Over the weekend I had the opportunity to join members of the Wildlands Trust and eight other locals for a 2.5-mile tour of Hoyt-Hall Preserve in Marshfield. As a recent transplant to Southeastern Massachusetts, this was my first opportunity to explore a natural area beyond my adopted hometown of Plymouth, and Hoyt-Hall served as a good introduction to some of the this dynamic landscape’s other manifestations.
As with much of the rest of the Bay State’s natural landscapes, the forests and wetlands of Hoyt-Hall Preserve are a study in changing patterns of human land use. At the outset of the walk, tour leader Hayley Leonard educated us on how much of Hoyt-Hall encompasses former farmland, and that the forests we’d be traversing are secondary successional forests. Moreover, Hoyt-Hall’s freshwater Long Tom Pond is a product of colonial-era damming of what used to be an extension of tidal Duxbury Bay.
Yet Hoyt-Hall’s recent history of extensive human disturbance did not negate the ability of its relatively young forests to create a world of their own.

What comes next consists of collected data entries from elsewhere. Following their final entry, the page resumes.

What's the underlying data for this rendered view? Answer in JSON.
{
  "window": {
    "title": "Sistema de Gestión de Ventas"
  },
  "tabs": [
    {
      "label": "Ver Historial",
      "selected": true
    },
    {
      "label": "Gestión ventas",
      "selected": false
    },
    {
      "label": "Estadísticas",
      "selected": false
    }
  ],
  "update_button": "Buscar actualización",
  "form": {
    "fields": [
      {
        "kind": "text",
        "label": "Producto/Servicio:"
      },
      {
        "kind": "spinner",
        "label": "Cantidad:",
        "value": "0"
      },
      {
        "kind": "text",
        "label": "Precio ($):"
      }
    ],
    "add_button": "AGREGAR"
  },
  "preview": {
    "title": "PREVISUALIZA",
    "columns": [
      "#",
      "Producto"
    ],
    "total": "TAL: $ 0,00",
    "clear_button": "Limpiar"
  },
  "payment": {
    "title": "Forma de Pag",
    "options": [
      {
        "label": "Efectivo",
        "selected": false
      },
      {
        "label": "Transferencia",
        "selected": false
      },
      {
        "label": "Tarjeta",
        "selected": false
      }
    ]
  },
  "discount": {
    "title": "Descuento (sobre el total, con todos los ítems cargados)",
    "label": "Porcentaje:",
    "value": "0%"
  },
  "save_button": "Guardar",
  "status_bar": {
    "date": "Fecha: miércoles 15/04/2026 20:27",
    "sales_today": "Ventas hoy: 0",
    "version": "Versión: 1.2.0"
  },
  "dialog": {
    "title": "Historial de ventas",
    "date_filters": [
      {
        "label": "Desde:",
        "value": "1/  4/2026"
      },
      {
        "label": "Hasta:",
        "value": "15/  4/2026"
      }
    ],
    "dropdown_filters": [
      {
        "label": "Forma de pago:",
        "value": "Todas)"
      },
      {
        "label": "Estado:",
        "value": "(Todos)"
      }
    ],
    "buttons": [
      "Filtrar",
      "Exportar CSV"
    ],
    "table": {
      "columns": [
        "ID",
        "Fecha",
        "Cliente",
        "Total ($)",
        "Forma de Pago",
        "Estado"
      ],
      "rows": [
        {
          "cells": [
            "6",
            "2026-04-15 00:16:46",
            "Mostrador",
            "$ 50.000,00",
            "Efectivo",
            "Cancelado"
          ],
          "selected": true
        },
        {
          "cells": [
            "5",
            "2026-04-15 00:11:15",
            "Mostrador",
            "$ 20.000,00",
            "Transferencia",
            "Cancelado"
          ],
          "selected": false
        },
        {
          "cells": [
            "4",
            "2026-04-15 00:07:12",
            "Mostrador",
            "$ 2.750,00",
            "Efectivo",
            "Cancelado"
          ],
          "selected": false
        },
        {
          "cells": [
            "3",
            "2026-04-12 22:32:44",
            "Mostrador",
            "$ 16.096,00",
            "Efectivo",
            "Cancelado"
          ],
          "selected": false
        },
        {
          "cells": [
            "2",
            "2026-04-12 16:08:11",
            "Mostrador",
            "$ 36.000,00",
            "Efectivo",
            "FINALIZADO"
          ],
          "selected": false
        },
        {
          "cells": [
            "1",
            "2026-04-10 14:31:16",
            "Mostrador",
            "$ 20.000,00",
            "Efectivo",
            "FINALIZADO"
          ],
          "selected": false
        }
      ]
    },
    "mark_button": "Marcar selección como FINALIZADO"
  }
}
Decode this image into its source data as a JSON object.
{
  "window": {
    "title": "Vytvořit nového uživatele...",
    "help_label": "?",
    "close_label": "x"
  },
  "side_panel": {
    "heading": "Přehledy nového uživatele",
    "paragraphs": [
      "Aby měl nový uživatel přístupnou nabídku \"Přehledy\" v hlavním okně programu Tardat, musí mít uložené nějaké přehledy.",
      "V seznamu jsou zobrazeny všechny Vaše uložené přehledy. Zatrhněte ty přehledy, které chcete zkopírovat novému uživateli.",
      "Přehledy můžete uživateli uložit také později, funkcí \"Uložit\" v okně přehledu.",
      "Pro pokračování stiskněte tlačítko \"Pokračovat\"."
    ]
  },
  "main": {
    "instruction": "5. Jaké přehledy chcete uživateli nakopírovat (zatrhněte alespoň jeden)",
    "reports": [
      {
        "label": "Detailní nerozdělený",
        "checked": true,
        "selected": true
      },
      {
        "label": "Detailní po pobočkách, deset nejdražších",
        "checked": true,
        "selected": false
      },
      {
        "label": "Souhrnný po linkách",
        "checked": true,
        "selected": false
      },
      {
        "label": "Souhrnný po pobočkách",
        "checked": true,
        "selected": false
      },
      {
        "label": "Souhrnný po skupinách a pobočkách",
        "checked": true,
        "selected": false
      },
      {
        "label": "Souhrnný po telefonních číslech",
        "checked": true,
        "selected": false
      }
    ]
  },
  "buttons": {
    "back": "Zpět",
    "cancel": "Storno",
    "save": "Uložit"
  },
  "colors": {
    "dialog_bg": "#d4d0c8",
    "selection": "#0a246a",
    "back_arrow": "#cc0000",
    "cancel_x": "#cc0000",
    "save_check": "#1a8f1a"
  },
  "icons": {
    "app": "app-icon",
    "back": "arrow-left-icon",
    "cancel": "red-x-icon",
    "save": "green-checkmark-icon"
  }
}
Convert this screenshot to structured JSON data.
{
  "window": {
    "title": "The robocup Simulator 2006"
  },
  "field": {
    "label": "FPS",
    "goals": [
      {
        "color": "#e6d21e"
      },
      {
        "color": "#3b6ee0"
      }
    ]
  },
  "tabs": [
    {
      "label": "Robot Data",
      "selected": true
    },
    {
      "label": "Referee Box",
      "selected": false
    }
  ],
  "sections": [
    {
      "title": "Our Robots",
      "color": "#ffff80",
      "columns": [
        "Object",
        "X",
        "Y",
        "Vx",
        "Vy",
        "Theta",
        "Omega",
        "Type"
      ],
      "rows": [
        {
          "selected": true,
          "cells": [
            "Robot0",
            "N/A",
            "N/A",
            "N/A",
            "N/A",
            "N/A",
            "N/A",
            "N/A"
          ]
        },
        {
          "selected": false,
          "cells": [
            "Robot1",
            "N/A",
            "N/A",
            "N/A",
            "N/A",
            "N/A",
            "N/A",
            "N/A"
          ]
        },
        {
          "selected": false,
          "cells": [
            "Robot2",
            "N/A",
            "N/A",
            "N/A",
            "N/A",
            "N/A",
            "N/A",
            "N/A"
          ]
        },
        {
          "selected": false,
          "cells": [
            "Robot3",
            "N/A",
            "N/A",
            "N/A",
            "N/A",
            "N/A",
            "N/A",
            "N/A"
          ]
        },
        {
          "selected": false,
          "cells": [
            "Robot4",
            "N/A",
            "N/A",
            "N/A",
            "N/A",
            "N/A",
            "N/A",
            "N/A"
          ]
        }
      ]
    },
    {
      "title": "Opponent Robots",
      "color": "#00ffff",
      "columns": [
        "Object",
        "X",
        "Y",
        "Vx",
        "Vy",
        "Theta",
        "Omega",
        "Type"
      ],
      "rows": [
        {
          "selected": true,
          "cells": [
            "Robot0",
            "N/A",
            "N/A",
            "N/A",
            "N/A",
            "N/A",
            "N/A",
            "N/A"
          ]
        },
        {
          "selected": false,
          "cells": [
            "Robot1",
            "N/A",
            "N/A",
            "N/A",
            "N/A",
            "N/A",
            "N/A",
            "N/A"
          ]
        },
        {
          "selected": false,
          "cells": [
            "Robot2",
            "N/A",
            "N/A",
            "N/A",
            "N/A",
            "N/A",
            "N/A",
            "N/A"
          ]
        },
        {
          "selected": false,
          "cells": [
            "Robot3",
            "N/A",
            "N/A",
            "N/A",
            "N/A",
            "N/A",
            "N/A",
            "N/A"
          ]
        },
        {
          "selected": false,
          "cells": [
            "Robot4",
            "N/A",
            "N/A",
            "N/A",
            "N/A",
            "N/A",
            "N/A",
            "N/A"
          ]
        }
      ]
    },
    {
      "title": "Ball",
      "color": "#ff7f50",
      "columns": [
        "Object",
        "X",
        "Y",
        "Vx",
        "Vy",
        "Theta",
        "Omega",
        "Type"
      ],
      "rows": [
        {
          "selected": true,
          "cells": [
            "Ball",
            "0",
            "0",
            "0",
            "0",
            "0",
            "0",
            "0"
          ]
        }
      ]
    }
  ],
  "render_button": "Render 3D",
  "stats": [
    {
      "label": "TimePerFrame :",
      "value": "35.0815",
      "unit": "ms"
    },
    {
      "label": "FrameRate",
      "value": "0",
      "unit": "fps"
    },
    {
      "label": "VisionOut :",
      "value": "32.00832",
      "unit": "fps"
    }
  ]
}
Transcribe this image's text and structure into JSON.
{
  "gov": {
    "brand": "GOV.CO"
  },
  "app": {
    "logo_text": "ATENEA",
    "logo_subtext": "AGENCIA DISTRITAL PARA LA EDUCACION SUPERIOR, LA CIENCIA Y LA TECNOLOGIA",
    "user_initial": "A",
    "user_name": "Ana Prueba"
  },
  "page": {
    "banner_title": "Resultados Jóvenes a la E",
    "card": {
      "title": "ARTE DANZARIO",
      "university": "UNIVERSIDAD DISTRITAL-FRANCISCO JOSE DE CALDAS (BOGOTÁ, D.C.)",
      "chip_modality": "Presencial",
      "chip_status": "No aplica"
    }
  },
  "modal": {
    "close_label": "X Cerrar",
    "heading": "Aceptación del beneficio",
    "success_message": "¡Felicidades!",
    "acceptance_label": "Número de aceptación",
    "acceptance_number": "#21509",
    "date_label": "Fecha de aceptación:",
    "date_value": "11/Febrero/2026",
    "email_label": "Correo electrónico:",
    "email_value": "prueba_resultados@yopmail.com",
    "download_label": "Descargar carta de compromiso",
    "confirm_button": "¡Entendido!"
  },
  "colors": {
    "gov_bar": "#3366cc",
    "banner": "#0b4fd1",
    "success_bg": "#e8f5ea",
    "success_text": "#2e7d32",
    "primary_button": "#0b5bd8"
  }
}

Despite following well defined trails, we still had to navigate serpentine tree root systems that threatened to trip us up with one errant step. And our frequent transitions between swamplands dominated by red oaks and upland forests dominated by white pines underlined the truth that we were traversing a natural ecosystem that conforms to its own logic of biologic and topographic variety.
Hoyt-Hall Preserve has only been in existence for 19 years, and the ecosystem I hiked through is an expression of the latest, preservation-oriented phase of the Preserve’s land. Thus, Hoyt-Hall stands as testament to how human intervention can at times be to the land’s benefit.